A high point on one of the discs is from the Budapest's official opening
concert, August 3, 1940: Haydn's radiant Lark Quartet. This and Haydn's
late Opus 76 No. 5, from 1941, show the Budapest players at their best --
refined but energetic, lean but full of rhythmic grace and the most delicate
nuance of phrasing. Beethoven's Piano Quartet and the Hungarian Rondo from
Haydn's G-major Trio (an encore piece), from a 1955 concert, are a little
rougher but have the benefit of that master chamber pianist, the late
Mieczyslaw Horszowski. In the Brahms Piano Quintet and the Schubert
Trout Quintet, on a separate disc, the pianist is no less than George
Szell, around the time he was appointed conductor of the Cleveland Orchestra.
How flexibly the Budapest adapted to such diverse ivory tickling as the
exquisite lyricism of Horszowski and the classical restraint of Szell.

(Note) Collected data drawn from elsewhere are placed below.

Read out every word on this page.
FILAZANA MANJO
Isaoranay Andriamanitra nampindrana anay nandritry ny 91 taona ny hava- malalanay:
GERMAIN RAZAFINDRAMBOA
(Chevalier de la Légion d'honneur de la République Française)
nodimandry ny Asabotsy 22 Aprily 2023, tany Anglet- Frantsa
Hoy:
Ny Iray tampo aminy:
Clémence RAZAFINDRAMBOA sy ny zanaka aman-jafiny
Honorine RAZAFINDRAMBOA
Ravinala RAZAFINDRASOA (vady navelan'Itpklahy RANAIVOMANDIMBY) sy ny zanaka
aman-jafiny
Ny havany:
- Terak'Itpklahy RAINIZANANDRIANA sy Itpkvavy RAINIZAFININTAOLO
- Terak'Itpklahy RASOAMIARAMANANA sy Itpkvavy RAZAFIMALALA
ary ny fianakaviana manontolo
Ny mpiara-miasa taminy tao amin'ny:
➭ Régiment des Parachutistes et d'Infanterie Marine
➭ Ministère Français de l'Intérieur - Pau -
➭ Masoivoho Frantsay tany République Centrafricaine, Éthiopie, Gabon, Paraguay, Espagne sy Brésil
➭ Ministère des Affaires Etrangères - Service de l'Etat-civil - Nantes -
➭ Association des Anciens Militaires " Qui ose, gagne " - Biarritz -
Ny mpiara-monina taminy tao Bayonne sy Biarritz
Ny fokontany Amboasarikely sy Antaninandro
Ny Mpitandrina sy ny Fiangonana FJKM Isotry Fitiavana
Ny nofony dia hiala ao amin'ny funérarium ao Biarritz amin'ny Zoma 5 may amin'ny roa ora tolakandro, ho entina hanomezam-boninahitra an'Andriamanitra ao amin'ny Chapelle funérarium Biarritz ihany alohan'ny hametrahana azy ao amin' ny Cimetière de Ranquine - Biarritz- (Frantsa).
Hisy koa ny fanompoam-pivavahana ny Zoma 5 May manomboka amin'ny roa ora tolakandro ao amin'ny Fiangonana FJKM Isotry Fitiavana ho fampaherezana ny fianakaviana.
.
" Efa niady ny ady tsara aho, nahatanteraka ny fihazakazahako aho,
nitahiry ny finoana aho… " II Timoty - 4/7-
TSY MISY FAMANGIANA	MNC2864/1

One of the most remarkable of these releases are three 1952 Rachmaninov
performances: both of his rarely heard string quartets and the big Trio
Élégique in D minor, with pianist Arthur Balsam -- luscious,
insinuating works (the Trio sounds like Kurt Weill) from the 1890s, all
composed before Rachmaninov turned 23. The Budapest never made studio
recordings of Rachmaninov, so these forgotten gems of Russian Romanticism
surely never had better performances.